Thanks for reading! Obviously, it is the wrong time of year for camping in Northern England but we’ve been pretty much housebound for the past fortnight so I fancied revisiting this trip (and remembering a time when I was warm.)
Do you have any fond memories (or disastrous tales) from camping trips?
What are your thoughts on camping in general? Worth the hassle?
Finally…. For reasons unknown, this post about the January Blues has landed me an influx of subscribers over the past few days. If you are new here, I just wanted to say THANK YOU and welcome to The Flagging Dad!
I visited Castle Howard with my mum when I was about your age
As we wandered round the house she got angrier and angrier, muttering loudly enough for people nearby to hear things like 'Look at that! Look at that! Built on the backs of the working class', 'bloody effete aristocrats' and 'first up against the fucking wall'
She then insisted we buy a huge metal peacock which we had to carry miles to the car, barely fitted in even with the back seat down, and which squeaked alarmingly all the 200 miles home. It lives in her garden to this day, lurking in the shrubbery
Never ever visit Castle Howard with my mum
I have to share a story here, though I hope it doesn't get me into trouble.
I was, amazingly, a proper good little Boy Scout - this was the Boy Scouts of America even though all my camping adventures took place in Spain, Germany and the UK. I did wilderness survival training and all that. I loved camping in my school years.
Fast forward to my early 20s. A girlfriend and I decided to go camping in upstate New Hampshire. It was her first time, she'd also grown up outside the US, so I thought I'd show off my camping 'skills'.
We also thought it would be a riot if we did some mushrooms to add to the experience. Bad idea.
An even worse idea: eating the mushrooms BEFORE setting up the tent. They were far more potent and kicked in much faster than anticipated.
An even WORSE idea: not checking the tent equipment before setting off. Turns out the poles and stakes were all missing. Nowhere to be found.
All my years of camping were in the European wilderness, just a few of us boys and our leaders. This was a ghastly organised campsite where you had to pay for an allotted space and there were people everywhere. I'd never seen this before.

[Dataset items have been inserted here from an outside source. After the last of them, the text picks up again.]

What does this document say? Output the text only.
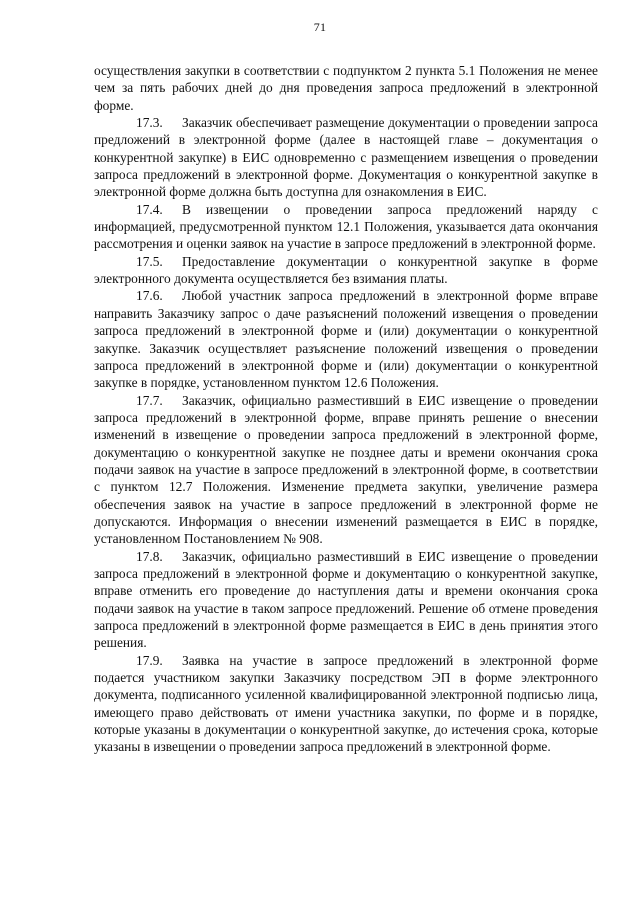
71

осуществления закупки в соответствии с подпунктом 2 пункта 5.1 Положения не менее чем за пять рабочих дней до дня проведения запроса предложений в электронной форме.

17.3. Заказчик обеспечивает размещение документации о проведении запроса предложений в электронной форме (далее в настоящей главе – документация о конкурентной закупке) в ЕИС одновременно с размещением извещения о проведении запроса предложений в электронной форме. Документация о конкурентной закупке в электронной форме должна быть доступна для ознакомления в ЕИС.

17.4. В извещении о проведении запроса предложений наряду с информацией, предусмотренной пунктом 12.1 Положения, указывается дата окончания рассмотрения и оценки заявок на участие в запросе предложений в электронной форме.

17.5. Предоставление документации о конкурентной закупке в форме электронного документа осуществляется без взимания платы.

17.6. Любой участник запроса предложений в электронной форме вправе направить Заказчику запрос о даче разъяснений положений извещения о проведении запроса предложений в электронной форме и (или) документации о конкурентной закупке. Заказчик осуществляет разъяснение положений извещения о проведении запроса предложений в электронной форме и (или) документации о конкурентной закупке в порядке, установленном пунктом 12.6 Положения.

17.7. Заказчик, официально разместивший в ЕИС извещение о проведении запроса предложений в электронной форме, вправе принять решение о внесении изменений в извещение о проведении запроса предложений в электронной форме, документацию о конкурентной закупке не позднее даты и времени окончания срока подачи заявок на участие в запросе предложений в электронной форме, в соответствии с пунктом 12.7 Положения. Изменение предмета закупки, увеличение размера обеспечения заявок на участие в запросе предложений в электронной форме не допускаются. Информация о внесении изменений размещается в ЕИС в порядке, установленном Постановлением № 908.

17.8. Заказчик, официально разместивший в ЕИС извещение о проведении запроса предложений в электронной форме и документацию о конкурентной закупке, вправе отменить его проведение до наступления даты и времени окончания срока подачи заявок на участие в таком запросе предложений. Решение об отмене проведения запроса предложений в электронной форме размещается в ЕИС в день принятия этого решения.

17.9. Заявка на участие в запросе предложений в электронной форме подается участником закупки Заказчику посредством ЭП в форме электронного документа, подписанного усиленной квалифицированной электронной подписью лица, имеющего право действовать от имени участника закупки, по форме и в порядке, которые указаны в документации о конкурентной закупке, до истечения срока, которые указаны в извещении о проведении запроса предложений в электронной форме.
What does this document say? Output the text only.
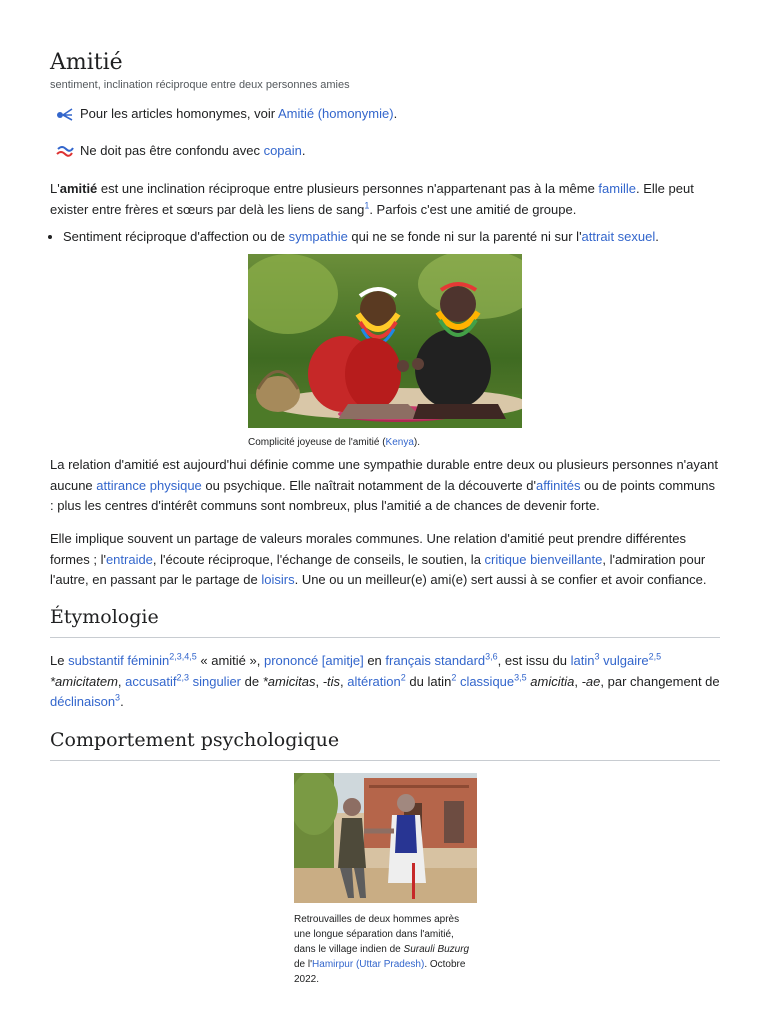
Amitié
sentiment, inclination réciproque entre deux personnes amies
Pour les articles homonymes, voir Amitié (homonymie).
Ne doit pas être confondu avec copain.

L'amitié est une inclination réciproque entre plusieurs personnes n'appartenant pas à la même famille. Elle peut exister entre frères et sœurs par delà les liens de sang$^1$. Parfois c'est une amitié de groupe.

• Sentiment réciproque d'affection ou de sympathie qui ne se fonde ni sur la parenté ni sur l'attrait sexuel.
Complicité joyeuse de l'amitié (Kenya).

La relation d'amitié est aujourd'hui définie comme une sympathie durable entre deux ou plusieurs personnes n'ayant aucune attirance physique ou psychique. Elle naîtrait notamment de la découverte d'affinités ou de points communs : plus les centres d'intérêt communs sont nombreux, plus l'amitié a de chances de devenir forte.

Elle implique souvent un partage de valeurs morales communes. Une relation d'amitié peut prendre différentes formes ; l'entraide, l'écoute réciproque, l'échange de conseils, le soutien, la critique bienveillante, l'admiration pour l'autre, en passant par le partage de loisirs. Une ou un meilleur(e) ami(e) sert aussi à se confier et avoir confiance.

Étymologie

Le substantif féminin$^{2,3,4,5}$ « amitié », prononcé [amitje] en français standard$^{3,6}$, est issu du latin$^3$ vulgaire$^{2,5}$ *amicitatem, accusatif$^{2,3}$ singulier de *amicitas, -tis, altération$^2$ du latin$^2$ classique$^{3,5}$ amicitia, -ae, par changement de déclinaison$^3$.

Comportement psychologique
Retrouvailles de deux hommes après une longue séparation dans l'amitié, dans le village indien de Surauli Buzurg de l'Hamirpur (Uttar Pradesh). Octobre 2022.
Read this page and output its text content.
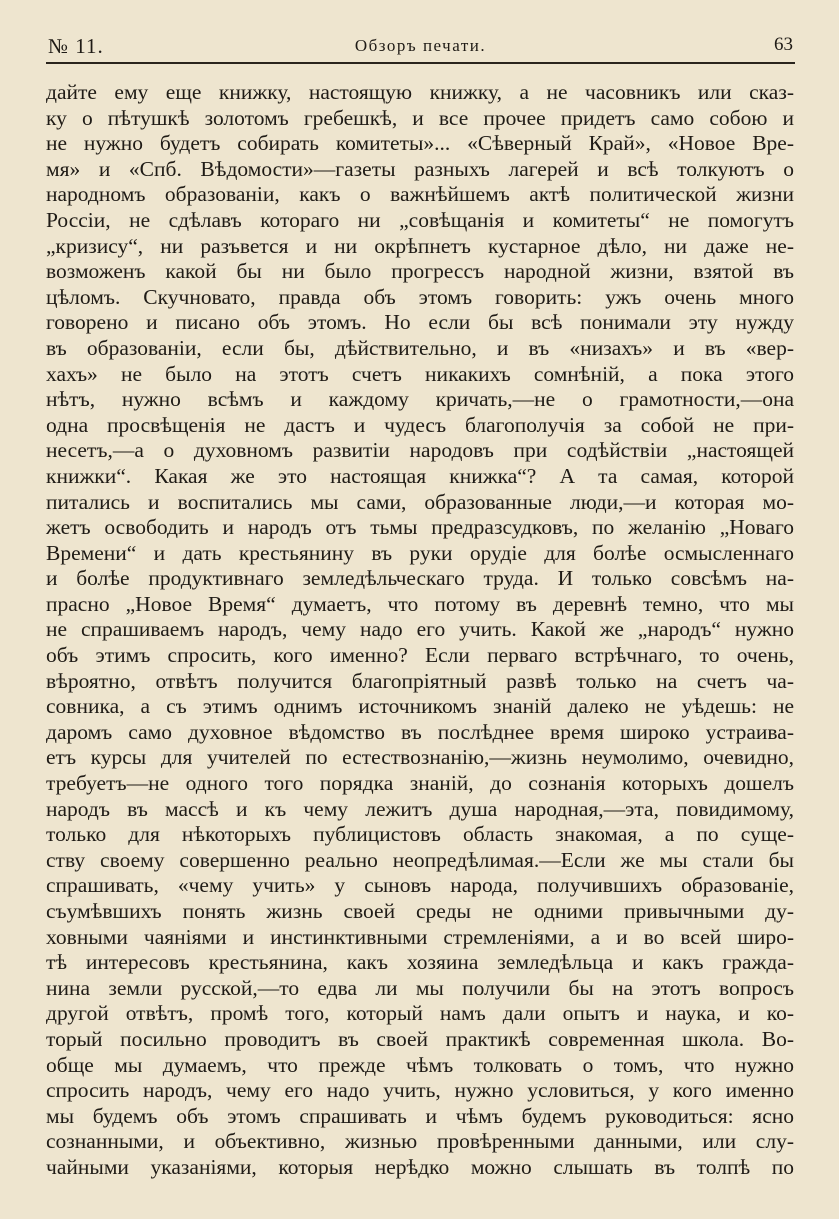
№ 11.	Обзоръ печати.	63
дайте ему еще книжку, настоящую книжку, а не часовникъ или сказ-
ку о пѣтушкѣ золотомъ гребешкѣ, и все прочее придетъ само собою и
не нужно будетъ собирать комитеты»... «Сѣверный Край», «Новое Вре-
мя» и «Спб. Вѣдомости»—газеты разныхъ лагерей и всѣ толкуютъ о
народномъ образованіи, какъ о важнѣйшемъ актѣ политической жизни
Россіи, не сдѣлавъ котораго ни „совѣщанія и комитеты“ не помогутъ
„кризису“, ни разъвется и ни окрѣпнетъ кустарное дѣло, ни даже не-
возможенъ какой бы ни было прогрессъ народной жизни, взятой въ
цѣломъ. Скучновато, правда объ этомъ говорить: ужъ очень много
говорено и писано объ этомъ. Но если бы всѣ понимали эту нужду
въ образованіи, если бы, дѣйствительно, и въ «низахъ» и въ «вер-
хахъ» не было на этотъ счетъ никакихъ сомнѣній, а пока этого
нѣтъ, нужно всѣмъ и каждому кричать,—не о грамотности,—она
одна просвѣщенія не дастъ и чудесъ благополучія за собой не при-
несетъ,—а о духовномъ развитіи народовъ при содѣйствіи „настоящей
книжки“. Какая же это настоящая книжка“? А та самая, которой
питались и воспитались мы сами, образованные люди,—и которая мо-
жетъ освободить и народъ отъ тьмы предразсудковъ, по желанію „Новаго
Времени“ и дать крестьянину въ руки орудіе для болѣе осмысленнаго
и болѣе продуктивнаго земледѣльческаго труда. И только совсѣмъ на-
прасно „Новое Время“ думаетъ, что потому въ деревнѣ темно, что мы
не спрашиваемъ народъ, чему надо его учить. Какой же „народъ“ нужно
объ этимъ спросить, кого именно? Если перваго встрѣчнаго, то очень,
вѣроятно, отвѣтъ получится благопріятный развѣ только на счетъ ча-
совника, а съ этимъ однимъ источникомъ знаній далеко не уѣдешь: не
даромъ само духовное вѣдомство въ послѣднее время широко устраива-
етъ курсы для учителей по естествознанію,—жизнь неумолимо, очевидно,
требуетъ—не одного того порядка знаній, до сознанія которыхъ дошелъ
народъ въ массѣ и къ чему лежитъ душа народная,—эта, повидимому,
только для нѣкоторыхъ публицистовъ область знакомая, а по суще-
ству своему совершенно реально неопредѣлимая.—Если же мы стали бы
спрашивать, «чему учить» у сыновъ народа, получившихъ образованіе,
съумѣвшихъ понять жизнь своей среды не одними привычными ду-
ховными чаяніями и инстинктивными стремленіями, а и во всей широ-
тѣ интересовъ крестьянина, какъ хозяина земледѣльца и какъ гражда-
нина земли русской,—то едва ли мы получили бы на этотъ вопросъ
другой отвѣтъ, промѣ того, который намъ дали опытъ и наука, и ко-
торый посильно проводитъ въ своей практикѣ современная школа. Во-
обще мы думаемъ, что прежде чѣмъ толковать о томъ, что нужно
спросить народъ, чему его надо учить, нужно условиться, у кого именно
мы будемъ объ этомъ спрашивать и чѣмъ будемъ руководиться: ясно
сознанными, и объективно, жизнью провѣренными данными, или слу-
чайными указаніями, которыя нерѣдко можно слышать въ толпѣ по
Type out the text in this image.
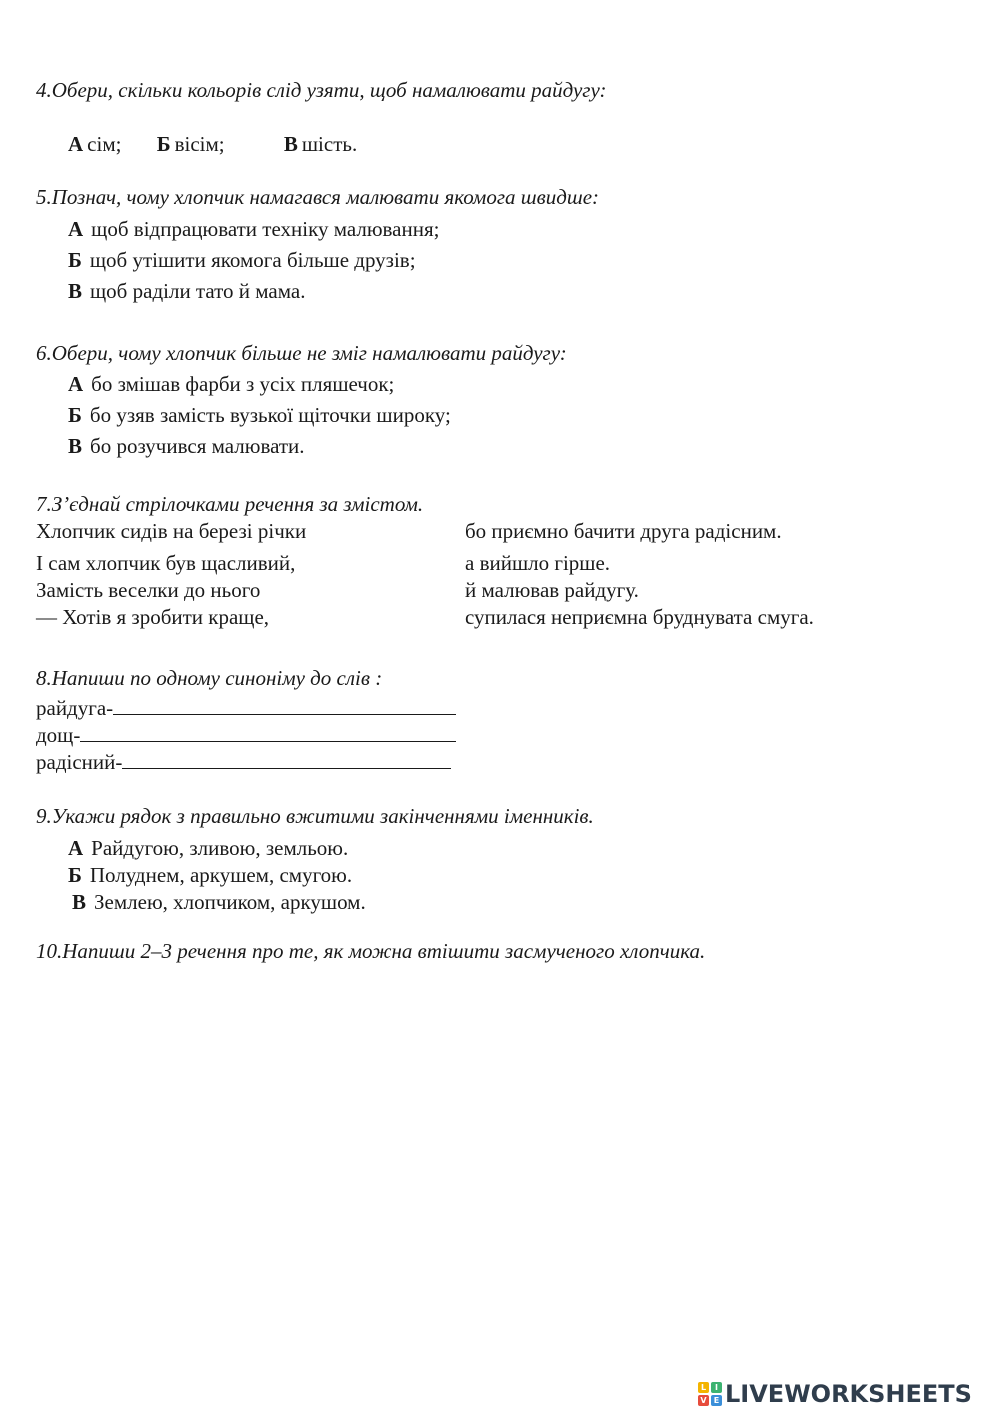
4.Обери, скільки кольорів слід узяти, щоб намалювати райдугу:
А сім; Б вісім;	В шість.
5.Познач, чому хлопчик намагався малювати якомога швидше:
А щоб відпрацювати техніку малювання;
Б щоб утішити якомога більше друзів;
В щоб раділи тато й мама.
6.Обери, чому хлопчик більше не зміг намалювати райдугу:
А бо змішав фарби з усіх пляшечок;
Б бо узяв замість вузької щіточки широку;
В бо розучився малювати.
7.З’єднай стрілочками речення за змістом.
Хлопчик сидів на березі річки
І сам хлопчик був щасливий,
Замість веселки до нього
— Хотів я зробити краще,
бо приємно бачити друга радісним.
а вийшло гірше.
й малював райдугу.
супилася неприємна бруднувата смуга.
8.Напиши по одному синоніму до слів :
райдуга-
дощ-
радісний-
9.Укажи рядок з правильно вжитими закінченнями іменників.
А Райдугою, зливою, земльою.
Б Полуднем, аркушем, смугою.
В Землею, хлопчиком, аркушом.
10.Напиши 2–3 речення про те, як можна втішити засмученого хлопчика.
L	I
V E LIVEWORKSHEETS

The two of were a laughing mess. It was early afternoon and starting to drizzle and we were flustered over the missing poles, but neither of us could stop laughing at the absurdity of it all and other campers were not amused. Not one bit.
After an hour or two of fruitlessly and futilely attempting to put up a pole-less tent, we had no choice but to call it quits. It was raining harder by this point. But we couldn't leave, I was in no condition to drive and my girlfriend didn't have a license and as a non-US citizen, it was a tad risky, the more so because it was a rental car in my name. We had to wait it out, but I was in a right state. She felt fine, so she ended up driving and spending a couple of hours down the road at a roadside diner where we attempted to come to our senses.
That was over 2 decades ago and I haven't tried camping again.